Quem conversa com pessoas próximas ao governador Ricardo Coutinho (PSB) sabe que a informação que se tornou pública essa semana de que ele vai permanecer no mandato até o
fim, ou seja, não se desincompatibilizará para disputar uma das vagas do Senado nas eleições
de 2018, ronda a mente do socialista há algum tempo e ele próprio já falou sobre essa possibilidade algumas vezes.

Porém, na terça-feira que antecedeu o São João, o governador Ricardo Coutinho comunicou
à vice-governadora Lígia Feliciano (PDT), sua decisão de ficar no governo, “frustrando” assim, os planos e o sonho da doutora de assumir o governo a partir de abril.

A notícia caiu como uma bomba no meio político e causou reações diversas.

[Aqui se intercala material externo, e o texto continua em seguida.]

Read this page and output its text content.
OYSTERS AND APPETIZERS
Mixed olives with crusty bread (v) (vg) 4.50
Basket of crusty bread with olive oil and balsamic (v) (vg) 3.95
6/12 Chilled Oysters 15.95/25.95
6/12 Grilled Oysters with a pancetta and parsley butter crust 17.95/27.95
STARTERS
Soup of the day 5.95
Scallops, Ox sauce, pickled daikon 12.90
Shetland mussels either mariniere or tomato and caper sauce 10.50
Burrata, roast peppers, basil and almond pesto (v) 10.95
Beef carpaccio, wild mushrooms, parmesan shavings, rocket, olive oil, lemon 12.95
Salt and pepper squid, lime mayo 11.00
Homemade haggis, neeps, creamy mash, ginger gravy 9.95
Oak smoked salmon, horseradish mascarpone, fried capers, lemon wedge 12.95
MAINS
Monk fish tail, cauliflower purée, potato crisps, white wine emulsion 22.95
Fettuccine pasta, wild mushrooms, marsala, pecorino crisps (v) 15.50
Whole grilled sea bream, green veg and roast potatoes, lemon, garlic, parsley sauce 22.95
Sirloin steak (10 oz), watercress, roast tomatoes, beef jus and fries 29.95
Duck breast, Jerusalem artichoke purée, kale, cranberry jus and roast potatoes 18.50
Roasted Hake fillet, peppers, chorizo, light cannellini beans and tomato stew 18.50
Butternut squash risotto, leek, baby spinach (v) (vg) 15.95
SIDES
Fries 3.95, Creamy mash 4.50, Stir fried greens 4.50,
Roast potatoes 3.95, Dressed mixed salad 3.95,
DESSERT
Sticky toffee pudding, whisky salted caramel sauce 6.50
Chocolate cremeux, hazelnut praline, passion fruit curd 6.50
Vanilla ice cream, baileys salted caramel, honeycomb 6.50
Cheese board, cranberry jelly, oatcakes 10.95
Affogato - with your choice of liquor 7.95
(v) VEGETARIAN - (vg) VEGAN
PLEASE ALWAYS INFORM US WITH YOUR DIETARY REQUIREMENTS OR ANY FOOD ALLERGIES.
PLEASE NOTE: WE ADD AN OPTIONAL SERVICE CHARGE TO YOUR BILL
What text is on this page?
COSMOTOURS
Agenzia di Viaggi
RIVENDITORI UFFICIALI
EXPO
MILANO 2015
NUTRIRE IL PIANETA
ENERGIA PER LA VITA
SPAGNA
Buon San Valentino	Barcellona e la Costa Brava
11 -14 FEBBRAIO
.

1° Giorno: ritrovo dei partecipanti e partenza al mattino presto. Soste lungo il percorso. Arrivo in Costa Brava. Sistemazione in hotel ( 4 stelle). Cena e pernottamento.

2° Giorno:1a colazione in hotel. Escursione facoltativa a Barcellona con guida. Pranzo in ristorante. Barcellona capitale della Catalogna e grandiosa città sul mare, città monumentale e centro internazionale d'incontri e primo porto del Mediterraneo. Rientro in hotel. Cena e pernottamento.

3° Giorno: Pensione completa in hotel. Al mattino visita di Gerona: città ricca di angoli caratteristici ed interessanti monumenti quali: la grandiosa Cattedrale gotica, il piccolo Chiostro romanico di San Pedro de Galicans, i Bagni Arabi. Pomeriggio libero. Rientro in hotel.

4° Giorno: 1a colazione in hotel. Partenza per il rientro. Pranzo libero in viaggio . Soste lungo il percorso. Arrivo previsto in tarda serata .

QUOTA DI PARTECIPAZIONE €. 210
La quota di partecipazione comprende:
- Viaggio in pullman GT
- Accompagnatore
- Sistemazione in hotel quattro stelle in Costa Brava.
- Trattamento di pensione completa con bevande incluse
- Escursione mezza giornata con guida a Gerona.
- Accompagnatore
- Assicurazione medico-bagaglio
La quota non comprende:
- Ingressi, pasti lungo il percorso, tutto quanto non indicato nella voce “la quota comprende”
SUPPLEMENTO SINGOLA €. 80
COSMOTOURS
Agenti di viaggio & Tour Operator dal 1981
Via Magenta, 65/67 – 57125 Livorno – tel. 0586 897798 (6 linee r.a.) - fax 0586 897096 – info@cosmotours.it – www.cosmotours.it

Alguns comemoraram, outros duvidaram e outros desacreditaram, acreditando, que tudo não passa
de “blefe” do governador. Porém, repito, quem ronda o governador o mais íntimo que ele permite (e isso não é muito), sabe que essa possibilidade é real.

Fontes ouvidas pelo colunista, revelaram três motivos que estão sendo levado em consideração pelo governador para se manter no cargo até 31 de dezembro de 2018.
O primeiro, segundo as fontes, é a que mais está pesando e é a que mais se afasta das estratégias políticas e administrativas. É estritamente pessoal. Ricardo não está digerindo bem a possibilidade de ficar longe do filho mais novo, em primeiro lugar pelo que ele representa e em segundo pela situação jurídica que envolve a guarda do menino.

O segundo motivo é administrativo. Ricardo teme que com sua saída e as inevitáveis mudanças que ocorrerão num “novo” governo, o ritmo das obras que ainda estão em execução seja reduzido e não seja possível a entrega até o fim do mandato.

A preocupação não tem nada a ver com confiança ou a falta dela, na vice-governadora,
Lígia Feliciano. Mas todos sabem qual o ritmo e a cobrança que Ricardo impõe a sua equipe e
isso é uma característica pessoal, que pode ser perdida numa transição de governo.
E o terceiro motivo é o político. O governador acredita que a única forma de ele lançar
um candidato de sua estrita confiança, que ele acredita ter a capacidade de dar sequência ao
seu governo, é ficando na cadeira, mantendo o ritmo do governo durante a campanha e apresentando um nome que ele possa garantir aos paraibanos que vai manter a marca Ricardo Coutinho de governar a partir de 2019, quando ele não mais ocupar o cargo.

Portanto, o comunicado de Ricardo aos “Feliciano”, não tem nada de blefe. Ele pode até
mudar de ideia daqui para abril (prazo final para desincompatibilização), mas hoje esta decisão está tomada e o socialista acabou sendo correto com a vice e seu marido, o deputado federal Damião Feliciano, uma vez, que estratégia do grupo “Coração para Coração” para 2018, já estava toda montada com Lígia sendo a governadora.

Em isso não acontecendo, muda tudo, e foi bom, eles não serem pegos de surpresa.